Scientific classification
- Kingdom: Plantae
- Clade: Tracheophytes
- Clade: Gymnospermae
- Division: Pinophyta
- Class: Pinopsida
- Order: Cupressales
- Family: Cupressaceae
- Genus: Juniperus
- Section: Juniperus sect. Sabina
- Species: J. recurva
- Binomial name: Juniperus recurva Buch.-Ham. ex D.Don

= Juniperus recurva =

- Genus: Juniperus
- Species: recurva
- Authority: Buch.-Ham. ex D.Don
- Conservation status: LC

Species of juniper

Juniperus recurva, commonly named the Himalayan juniper or drooping juniper, is a juniper native to the Himalaya, from northern Pakistan, through India, Nepal and Bhutan, to western Yunnan in southwestern China. It grows at altitudes of 3,000-4,000 m.

==Description==
Juniperus recurva is a large shrub or tree reaching 6–20 m tall (rarely 25 m), with a trunk up to 2 m in diameter and a broadly conical to rounded or irregular crown. The leaves are needle-like, 5–10 mm long, arranged in six ranks in alternating whorls of three.

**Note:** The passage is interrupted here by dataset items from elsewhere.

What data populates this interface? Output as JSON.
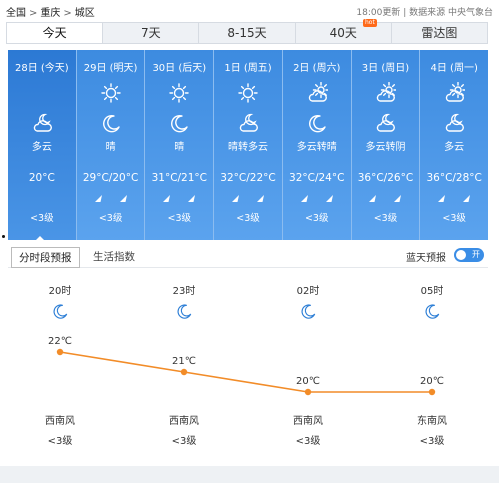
{
  "breadcrumb": {
    "items": [
      "全国",
      "重庆",
      "城区"
    ],
    "separator": ">"
  },
  "header": {
    "update_text": "18:00更新",
    "divider": "|",
    "source_text": "数据来源 中央气象台"
  },
  "tabs": [
    {
      "label": "今天",
      "active": true
    },
    {
      "label": "7天",
      "active": false
    },
    {
      "label": "8-15天",
      "active": false
    },
    {
      "label": "40天",
      "active": false,
      "badge": "hot"
    },
    {
      "label": "雷达图",
      "active": false
    }
  ],
  "days": [
    {
      "date": "28日 (今天)",
      "icons": [
        "cloud-moon-icon"
      ],
      "condition": "多云",
      "temp": "20°C",
      "wind_icons": [],
      "level": "<3级",
      "selected": true
    },
    {
      "date": "29日 (明天)",
      "icons": [
        "sun-icon",
        "moon-icon"
      ],
      "condition": "晴",
      "temp": "29°C/20°C",
      "wind_icons": [
        "wind-arrow-icon",
        "wind-arrow-icon"
      ],
      "level": "<3级"
    },
    {
      "date": "30日 (后天)",
      "icons": [
        "sun-icon",
        "moon-icon"
      ],
      "condition": "晴",
      "temp": "31°C/21°C",
      "wind_icons": [
        "wind-arrow-icon",
        "wind-arrow-icon"
      ],
      "level": "<3级"
    },
    {
      "date": "1日 (周五)",
      "icons": [
        "sun-icon",
        "cloud-moon-icon"
      ],
      "condition": "晴转多云",
      "temp": "32°C/22°C",
      "wind_icons": [
        "wind-arrow-icon",
        "wind-arrow-icon"
      ],
      "level": "<3级"
    },
    {
      "date": "2日 (周六)",
      "icons": [
        "cloud-sun-icon",
        "moon-icon"
      ],
      "condition": "多云转晴",
      "temp": "32°C/24°C",
      "wind_icons": [
        "wind-arrow-icon",
        "wind-arrow-icon"
      ],
      "level": "<3级"
    },
    {
      "date": "3日 (周日)",
      "icons": [
        "cloud-sun-icon",
        "cloud-moon-icon"
      ],
      "condition": "多云转阴",
      "temp": "36°C/26°C",
      "wind_icons": [
        "wind-arrow-icon",
        "wind-arrow-icon"
      ],
      "level": "<3级"
    },
    {
      "date": "4日 (周一)",
      "icons": [
        "cloud-sun-icon",
        "cloud-moon-icon"
      ],
      "condition": "多云",
      "temp": "36°C/28°C",
      "wind_icons": [
        "wind-arrow-icon",
        "wind-arrow-icon"
      ],
      "level": "<3级"
    }
  ],
  "subtabs": [
    {
      "label": "分时段预报",
      "active": true
    },
    {
      "label": "生活指数",
      "active": false
    }
  ],
  "radar_toggle": {
    "label": "蓝天预报",
    "state": "开"
  },
  "colors": {
    "day_bg": "#4595e8",
    "accent": "#3a8de6",
    "curve": "#f28c28",
    "hot": "#ff6a1a"
  },
  "chart_data": {
    "type": "line",
    "x": [
      "20时",
      "23时",
      "02时",
      "05时"
    ],
    "series": [
      {
        "values": [
          22,
          21,
          20,
          20
        ]
      }
    ],
    "point_labels": [
      "22℃",
      "21℃",
      "20℃",
      "20℃"
    ],
    "icons": [
      "moon-icon",
      "moon-icon",
      "moon-icon",
      "moon-icon"
    ],
    "wind_directions": [
      "西南风",
      "西南风",
      "西南风",
      "东南风"
    ],
    "wind_levels": [
      "<3级",
      "<3级",
      "<3级",
      "<3级"
    ],
    "ylim": [
      19,
      23
    ]
  }
}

The cones are berry-like, globose to ovoid, 5–10 mm long and 4–7 mm diameter, glossy blue-black, and contain one seed; they are mature in about 18 months. The male cones are 3–4 mm long, and shed their pollen in early spring. It is largely monoecious with pollen and seed cones produced on the same plants.

===Varieties===
There are two varieties, treated as distinct species by some botanists:
- Juniperus recurva var. recurva - leaves mostly 5–8 mm. Throughout the range.
- Juniperus recurva var. coxii - leaves mostly 7–10 mm. Confined to the eastern Himalaya on high rainfall sites.

==Cultivation==
Juniperus recurva is planted as an ornamental tree in western Europe, valued for its drooping foliage, particularly pendulous in the cultivar 'Castlewellan'.